Select “lab.local” directory as users who can authenticate with this new 3rd party IdP and leave the Network as default “All RANGES”. Then create a new authentication method called “Okta Auth” with SAML Context “urn:oasis:names:tc:SAML:2.0:ac:classes:PasswordProtected“. Please note that the name of this newly created authentication method has to be different from any existing authentication method.

Then leave all other configuration items’ box unchecked and click Add.

The 3rd party IdP has been successfully added now.

The last step of vIDM set up for this Okta integration is updating the default access policy to use the newly defined authentication method “Okta Auth”. Please follow up the steps in my previous blog to perform the required update. The updated default access policy should be similar as below.

Before going to test the setup, go to Okta UI to assign user/s to the newly defined SAML 2.0 web application “csp-vidm”. Click Assignment.

Click Assign and select “Assign to People”.

In the “Assign csp-vidm to People” window, assign user John Smith (jsmith@lab.local), which means that the user John Smith is allowed by this SAML 2.0 application.

After the assignment is completed, user John Smith is under the assignment of this SAML 2.0 application “csp-vidm”.

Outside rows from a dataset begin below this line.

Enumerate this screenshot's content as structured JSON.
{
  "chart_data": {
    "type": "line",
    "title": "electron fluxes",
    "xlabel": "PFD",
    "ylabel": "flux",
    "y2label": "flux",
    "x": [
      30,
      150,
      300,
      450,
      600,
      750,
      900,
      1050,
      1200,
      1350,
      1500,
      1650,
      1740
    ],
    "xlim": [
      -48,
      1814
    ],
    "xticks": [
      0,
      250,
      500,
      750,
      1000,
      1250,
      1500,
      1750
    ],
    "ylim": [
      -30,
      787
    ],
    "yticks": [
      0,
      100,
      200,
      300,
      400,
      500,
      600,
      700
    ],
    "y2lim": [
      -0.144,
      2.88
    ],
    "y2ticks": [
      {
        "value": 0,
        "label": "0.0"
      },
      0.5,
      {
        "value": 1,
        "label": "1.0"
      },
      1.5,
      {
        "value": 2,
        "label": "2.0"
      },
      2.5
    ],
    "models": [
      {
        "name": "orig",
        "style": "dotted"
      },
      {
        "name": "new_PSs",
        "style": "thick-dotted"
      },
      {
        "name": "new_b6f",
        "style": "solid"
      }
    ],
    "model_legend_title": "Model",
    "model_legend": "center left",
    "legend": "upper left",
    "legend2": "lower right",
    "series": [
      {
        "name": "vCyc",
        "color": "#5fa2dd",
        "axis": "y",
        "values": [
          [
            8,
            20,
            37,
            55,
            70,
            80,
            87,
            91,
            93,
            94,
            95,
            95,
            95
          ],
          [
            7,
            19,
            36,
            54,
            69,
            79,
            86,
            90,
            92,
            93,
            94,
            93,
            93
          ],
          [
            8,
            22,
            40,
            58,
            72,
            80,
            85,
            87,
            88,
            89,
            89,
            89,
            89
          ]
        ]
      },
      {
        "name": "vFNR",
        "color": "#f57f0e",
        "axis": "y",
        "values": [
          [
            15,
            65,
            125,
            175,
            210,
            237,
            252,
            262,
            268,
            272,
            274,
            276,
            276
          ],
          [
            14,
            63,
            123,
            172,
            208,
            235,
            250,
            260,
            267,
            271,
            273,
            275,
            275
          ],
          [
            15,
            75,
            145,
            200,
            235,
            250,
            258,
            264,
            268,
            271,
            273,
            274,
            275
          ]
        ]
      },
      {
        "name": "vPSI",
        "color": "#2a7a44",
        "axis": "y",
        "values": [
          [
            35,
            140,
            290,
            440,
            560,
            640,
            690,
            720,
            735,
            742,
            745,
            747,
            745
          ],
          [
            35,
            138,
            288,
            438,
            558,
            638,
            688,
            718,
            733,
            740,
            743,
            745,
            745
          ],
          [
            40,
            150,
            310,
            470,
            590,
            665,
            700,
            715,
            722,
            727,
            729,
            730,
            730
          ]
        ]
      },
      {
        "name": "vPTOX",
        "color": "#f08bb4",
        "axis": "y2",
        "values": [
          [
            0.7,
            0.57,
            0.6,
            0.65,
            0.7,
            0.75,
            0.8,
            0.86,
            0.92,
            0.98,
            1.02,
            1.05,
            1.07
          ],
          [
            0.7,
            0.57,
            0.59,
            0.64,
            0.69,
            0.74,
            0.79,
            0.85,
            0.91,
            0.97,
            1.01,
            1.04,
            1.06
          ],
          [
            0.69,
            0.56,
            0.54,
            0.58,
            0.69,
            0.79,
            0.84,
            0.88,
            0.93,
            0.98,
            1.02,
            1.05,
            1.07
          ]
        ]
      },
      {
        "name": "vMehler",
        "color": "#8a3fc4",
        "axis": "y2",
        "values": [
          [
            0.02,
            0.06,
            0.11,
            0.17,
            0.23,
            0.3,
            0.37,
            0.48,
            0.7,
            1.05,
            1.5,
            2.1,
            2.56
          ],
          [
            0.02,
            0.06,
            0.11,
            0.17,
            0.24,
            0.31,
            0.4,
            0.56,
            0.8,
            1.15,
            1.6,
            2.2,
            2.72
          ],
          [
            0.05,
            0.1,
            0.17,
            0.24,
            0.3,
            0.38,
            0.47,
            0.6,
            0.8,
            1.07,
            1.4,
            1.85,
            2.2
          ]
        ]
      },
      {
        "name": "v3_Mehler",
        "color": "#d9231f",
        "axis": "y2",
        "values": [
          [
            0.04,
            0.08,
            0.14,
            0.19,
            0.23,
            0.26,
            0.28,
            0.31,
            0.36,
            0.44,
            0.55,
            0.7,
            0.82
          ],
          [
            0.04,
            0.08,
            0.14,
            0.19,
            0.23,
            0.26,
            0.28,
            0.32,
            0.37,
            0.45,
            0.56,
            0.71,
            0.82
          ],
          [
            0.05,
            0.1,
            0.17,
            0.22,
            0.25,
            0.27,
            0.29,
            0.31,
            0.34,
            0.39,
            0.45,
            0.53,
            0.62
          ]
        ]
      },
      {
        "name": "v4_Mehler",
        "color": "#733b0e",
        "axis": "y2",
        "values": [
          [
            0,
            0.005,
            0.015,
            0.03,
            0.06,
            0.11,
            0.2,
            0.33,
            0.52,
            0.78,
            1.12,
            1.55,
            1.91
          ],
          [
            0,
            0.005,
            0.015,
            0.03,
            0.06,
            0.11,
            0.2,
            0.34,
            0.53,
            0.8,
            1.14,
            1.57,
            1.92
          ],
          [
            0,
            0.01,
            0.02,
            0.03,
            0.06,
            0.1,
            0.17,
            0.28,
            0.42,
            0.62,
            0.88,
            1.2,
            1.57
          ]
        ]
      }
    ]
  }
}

Instead of assigning individual users, AD group/groups can be assigned to the SAML application as well.

Finally, everything is ready to test the integration.

Open a new Incognito window in a Chrome browser and type in the vIDM tenant URL then click Enter.

In the log in window, type user name jsmith@lab.local and click Next.

The authentication session is redirected to Okta.

Type in Username & Password and click “Sign In”.

Then user John Smith (jsmith@lab.local) successfully logs in the vIDM tenant.

This is the end of this demo. Thank you very much for reading!